Catherine Sanderson is the POLER Family Professor of Psychology at Amherst College.
She received a bachelor's degree in psychology, with a specialization in Health and Development, from Stanford University, and received both masters and doctoral degrees in psychology from Princeton University. Her research has received grant funding from the National Science Foundation and the National Institute of Health. Professor Sanderson has published over 25 journal articles and book chapters in addition to four college textbooks, middle school and high school health textbooks, as well as the Introduction to Psychology course for The Great Courses.
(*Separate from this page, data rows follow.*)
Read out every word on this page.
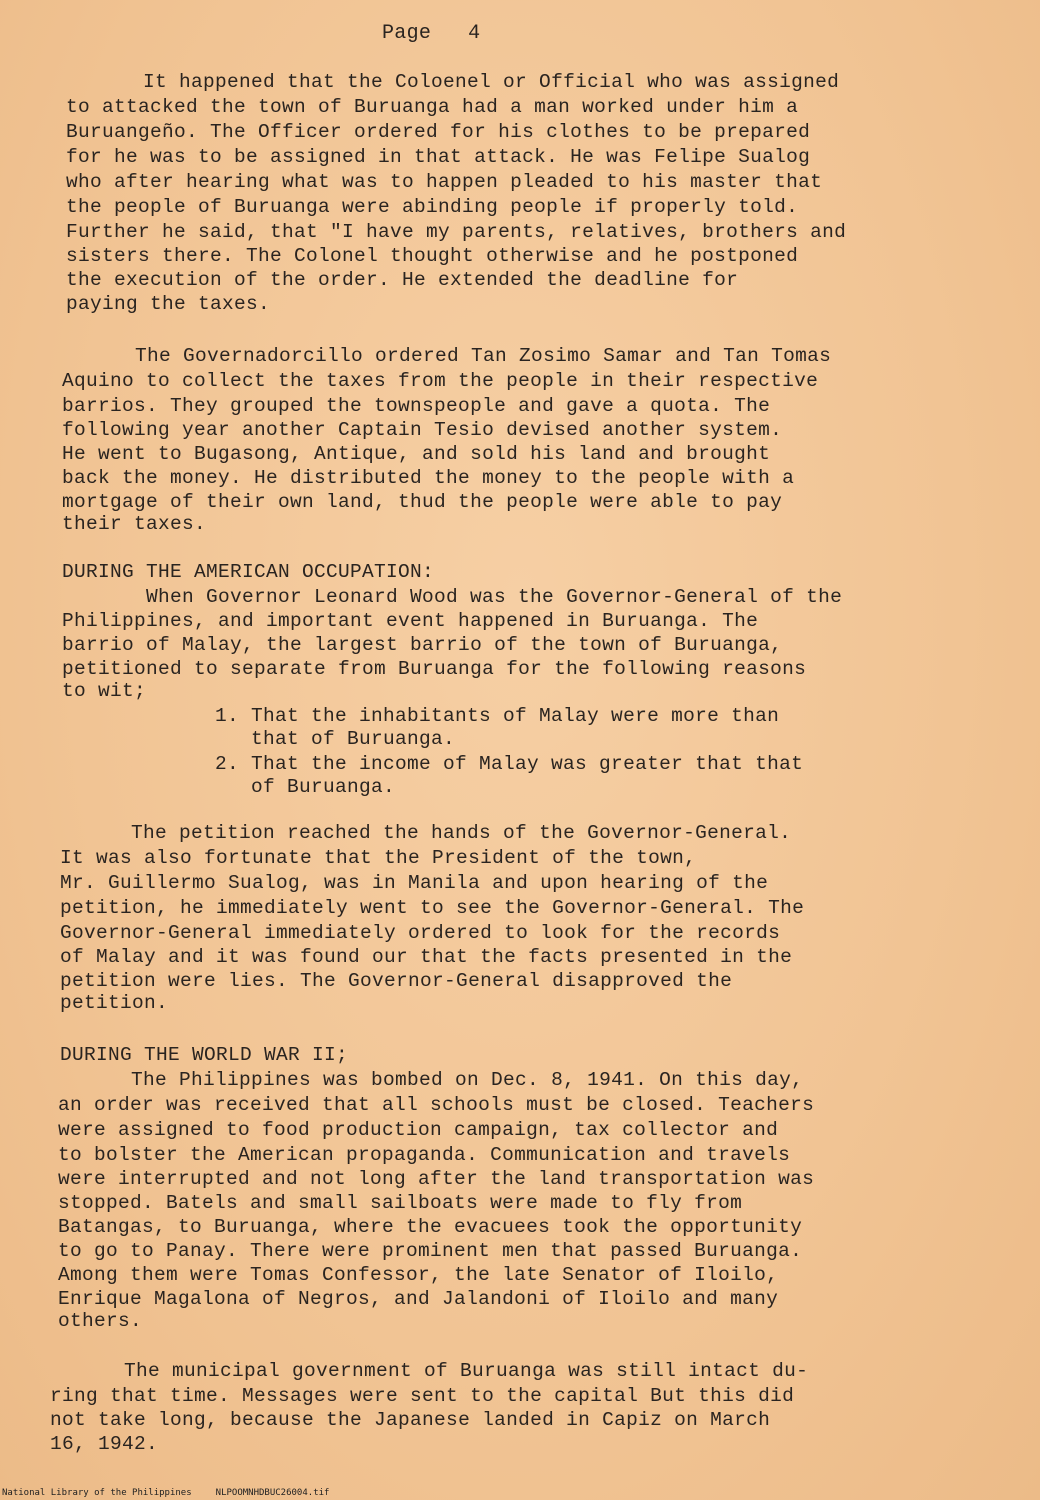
Page   4
It happened that the Coloenel or Official who was assigned
to attacked the town of Buruanga had a man worked under him a
Buruangeño. The Officer ordered for his clothes to be prepared
for he was to be assigned in that attack. He was Felipe Sualog
who after hearing what was to happen pleaded to his master that
the people of Buruanga were abinding people if properly told.
Further he said, that "I have my parents, relatives, brothers and
sisters there. The Colonel thought otherwise and he postponed
the execution of the order. He extended the deadline for
paying the taxes.
The Governadorcillo ordered Tan Zosimo Samar and Tan Tomas
Aquino to collect the taxes from the people in their respective
barrios. They grouped the townspeople and gave a quota. The
following year another Captain Tesio devised another system.
He went to Bugasong, Antique, and sold his land and brought
back the money. He distributed the money to the people with a
mortgage of their own land, thud the people were able to pay
their taxes.
DURING THE AMERICAN OCCUPATION:
When Governor Leonard Wood was the Governor-General of the
Philippines, and important event happened in Buruanga. The
barrio of Malay, the largest barrio of the town of Buruanga,
petitioned to separate from Buruanga for the following reasons
to wit;
1. That the inhabitants of Malay were more than
that of Buruanga.
2. That the income of Malay was greater that that
of Buruanga.
The petition reached the hands of the Governor-General.
It was also fortunate that the President of the town,
Mr. Guillermo Sualog, was in Manila and upon hearing of the
petition, he immediately went to see the Governor-General. The
Governor-General immediately ordered to look for the records
of Malay and it was found our that the facts presented in the
petition were lies. The Governor-General disapproved the
petition.
DURING THE WORLD WAR II;
The Philippines was bombed on Dec. 8, 1941. On this day,
an order was received that all schools must be closed. Teachers
were assigned to food production campaign, tax collector and
to bolster the American propaganda. Communication and travels
were interrupted and not long after the land transportation was
stopped. Batels and small sailboats were made to fly from
Batangas, to Buruanga, where the evacuees took the opportunity
to go to Panay. There were prominent men that passed Buruanga.
Among them were Tomas Confessor, the late Senator of Iloilo,
Enrique Magalona of Negros, and Jalandoni of Iloilo and many
others.
The municipal government of Buruanga was still intact du-
ring that time. Messages were sent to the capital But this did
not take long, because the Japanese landed in Capiz on March
16, 1942.
National Library of the Philippines	NLPOOMNHDBUC26004.tif
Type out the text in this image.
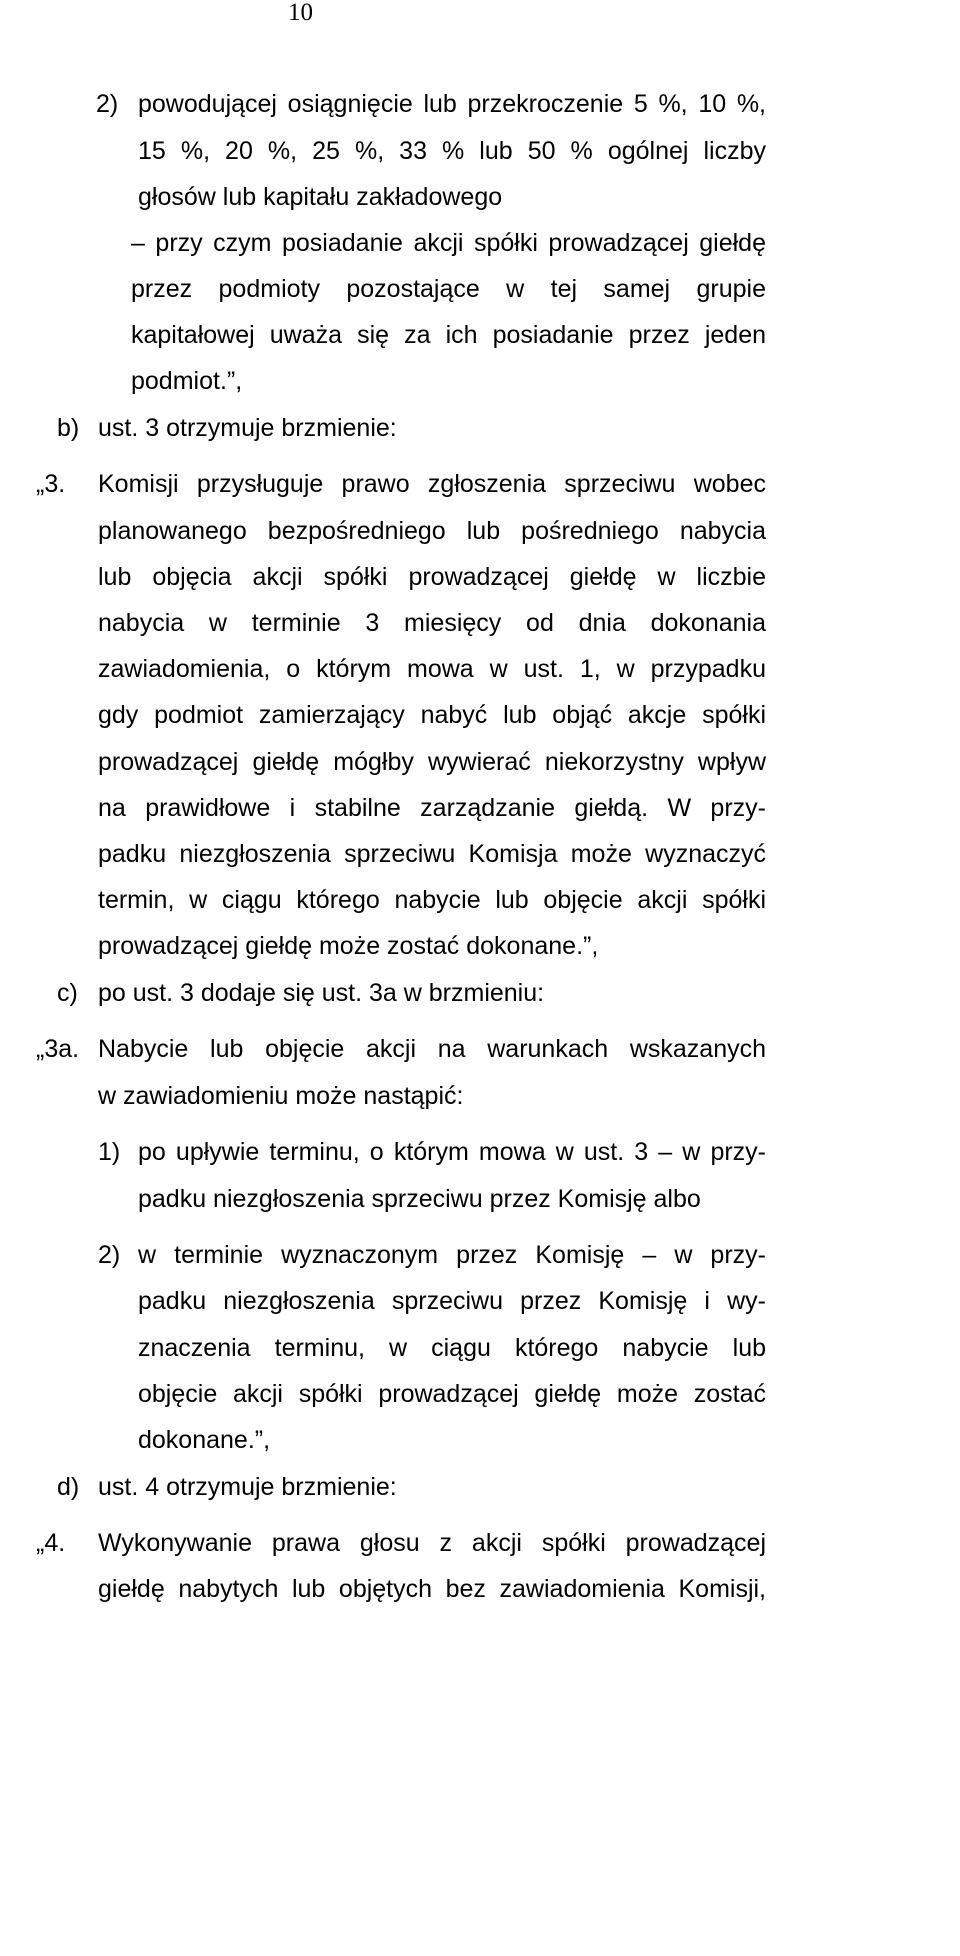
10
2) powodującej osiągnięcie lub przekroczenie 5 %, 10 %,
15 %, 20 %, 25 %, 33 % lub 50 % ogólnej liczby
głosów lub kapitału zakładowego
– przy czym posiadanie akcji spółki prowadzącej giełdę
przez podmioty pozostające w tej samej grupie
kapitałowej uważa się za ich posiadanie przez jeden
podmiot.”,
b) ust. 3 otrzymuje brzmienie:
„3. Komisji przysługuje prawo zgłoszenia sprzeciwu wobec
planowanego bezpośredniego lub pośredniego nabycia
lub objęcia akcji spółki prowadzącej giełdę w liczbie
nabycia w terminie 3 miesięcy od dnia dokonania
zawiadomienia, o którym mowa w ust. 1, w przypadku
gdy podmiot zamierzający nabyć lub objąć akcje spółki
prowadzącej giełdę mógłby wywierać niekorzystny wpływ
na prawidłowe i stabilne zarządzanie giełdą. W przy-
padku niezgłoszenia sprzeciwu Komisja może wyznaczyć
termin, w ciągu którego nabycie lub objęcie akcji spółki
prowadzącej giełdę może zostać dokonane.”,
c) po ust. 3 dodaje się ust. 3a w brzmieniu:
„3a. Nabycie lub objęcie akcji na warunkach wskazanych
w zawiadomieniu może nastąpić:
1) po upływie terminu, o którym mowa w ust. 3 – w przy-
padku niezgłoszenia sprzeciwu przez Komisję albo
2) w terminie wyznaczonym przez Komisję – w przy-
padku niezgłoszenia sprzeciwu przez Komisję i wy-
znaczenia terminu, w ciągu którego nabycie lub
objęcie akcji spółki prowadzącej giełdę może zostać
dokonane.”,
d) ust. 4 otrzymuje brzmienie:
„4. Wykonywanie prawa głosu z akcji spółki prowadzącej
giełdę nabytych lub objętych bez zawiadomienia Komisji,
In 2012, she was named one of the country's top 300 professors by the Princeton Review.
Professor Sanderson has written trade books on parenting as well as how mindset influences happiness, health, and even how long we live (The Positive Shift). Her latest trade book, published in North America as Why We Act: Turning Bystanders Into Moral Rebels (Harvard University Press) and internationally as The Bystander Effect: The Psychology of Courage and Inaction (HarperCollins), examines why good people so often stay silent or do nothing in the face of wrongdoing.
Professor Sanderson speaks regularly for public and corporate audiences on topics such as the science of happiness, the power of emotional intelligence and growth mindset, the art of aging well, and the psychology of courage and inaction. Her work has been featured in numerous mainstream media outlets, including The Washington Post, The Boston Globe, USA Today, The Atlantic, CNN, NPR, The Wall Street Journal, and CBS Sunday Morning with Jane Pauley.